Let $(X,\mathcal{M},\mu)$ be a measure space. Show that if $f: X \rightarrow \mathbb{C}$ is integrable, then there exists $f_n$ which are integrable and $f_n \rightarrow f$ pointwise and in $L^1$.
Attempt: The question says not to use the fact that $f_n \rightarrow f$ in $L^1$ implies there is a subsequence $f_{n_j} \rightarrow f$ pointwise. However, my method relies on this notion. Is there any different way to do this?
Since $f$ is integrable, for each $n \in \mathbb{N}$, there is a continuous function $g_n \in L^1$ vanishing outside a bounded interval s.t. $\int|g_n-f|<\frac{1}{n}$. Thus, $\int|g_n-f| \rightarrow 0$ and $g_n \rightarrow f$ in $L^1$. Since $g_n \rightarrow f$ in $L^1$, there is a subsequence such that $g_{n_j} \rightarrow f$ pointwise. Further, $g_{n_j} \rightarrow f$ in $L^1$.

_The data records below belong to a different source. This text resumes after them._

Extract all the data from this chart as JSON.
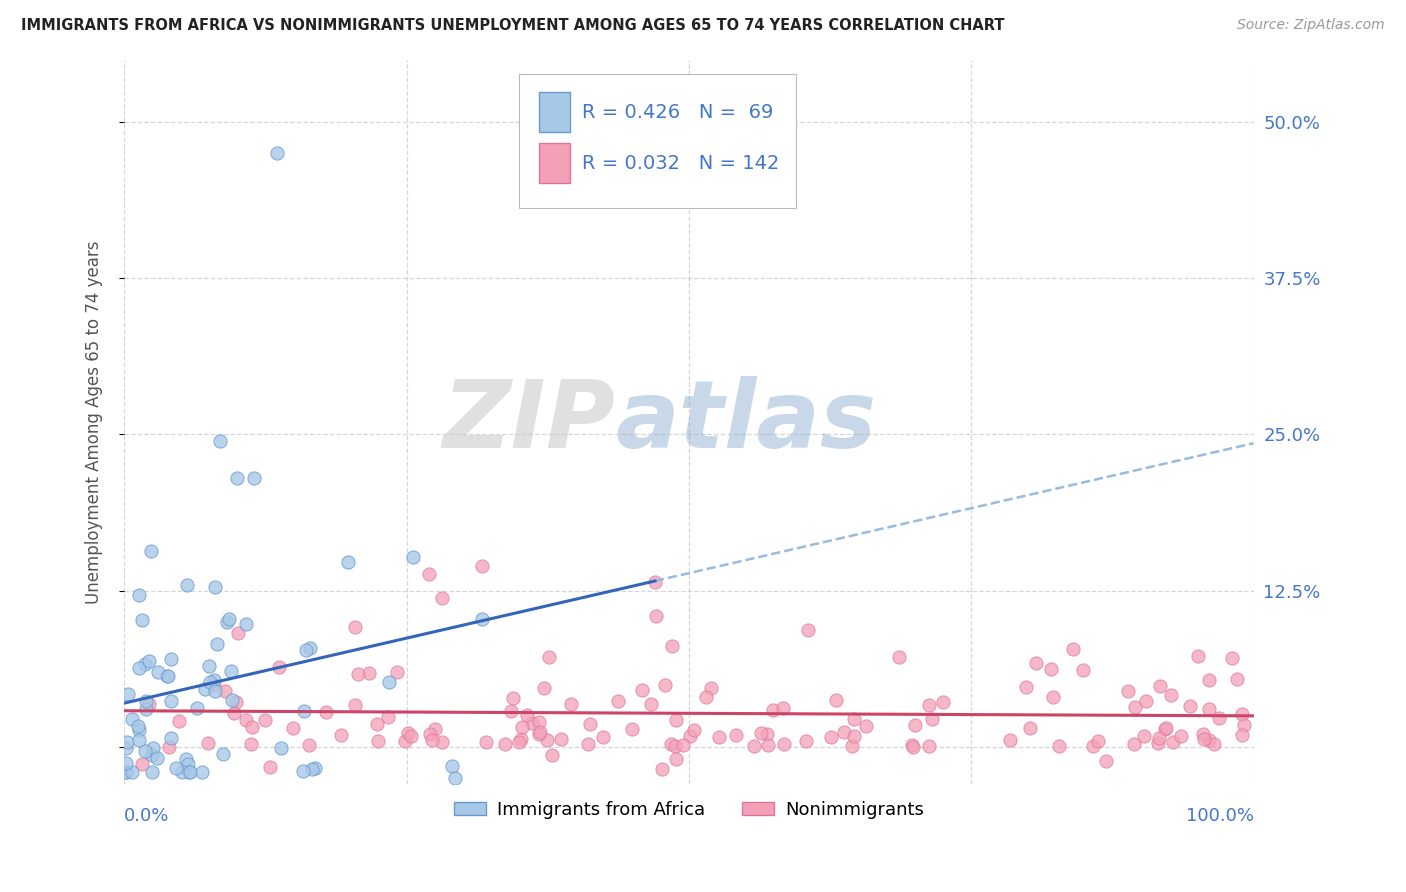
{
  "title": "IMMIGRANTS FROM AFRICA VS NONIMMIGRANTS UNEMPLOYMENT AMONG AGES 65 TO 74 YEARS CORRELATION CHART",
  "source": "Source: ZipAtlas.com",
  "ylabel": "Unemployment Among Ages 65 to 74 years",
  "xlim": [
    0.0,
    1.0
  ],
  "ylim": [
    -0.03,
    0.55
  ],
  "yticks": [
    0.0,
    0.125,
    0.25,
    0.375,
    0.5
  ],
  "yticklabels_right": [
    "",
    "12.5%",
    "25.0%",
    "37.5%",
    "50.0%"
  ],
  "xtick_left_label": "0.0%",
  "xtick_right_label": "100.0%",
  "africa_color": "#a8c8e8",
  "africa_edge": "#6699cc",
  "nonimm_color": "#f4a0b8",
  "nonimm_edge": "#dd7799",
  "africa_R": 0.426,
  "africa_N": 69,
  "nonimm_R": 0.032,
  "nonimm_N": 142,
  "legend_label1": "Immigrants from Africa",
  "legend_label2": "Nonimmigrants",
  "watermark_zip": "ZIP",
  "watermark_atlas": "atlas",
  "africa_line_color": "#3366bb",
  "africa_dash_color": "#99bbdd",
  "nonimm_line_color": "#cc4466",
  "grid_color": "#cccccc",
  "tick_color": "#4477cc",
  "title_color": "#222222",
  "background_color": "#ffffff"
}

Edit: I realize my approach is badly flawed, so I will try to use useful comments to do this. Let $f_n=(1-\frac{1}{n})f$. Then $f_n \rightarrow f$ pointwise since $1-\frac{1}{n} \rightarrow 1$. Since $|(1-\frac{1}{n})f|\leq |f|$, by the dominating convergence theorem, $f_n \rightarrow f$ in $L^1$.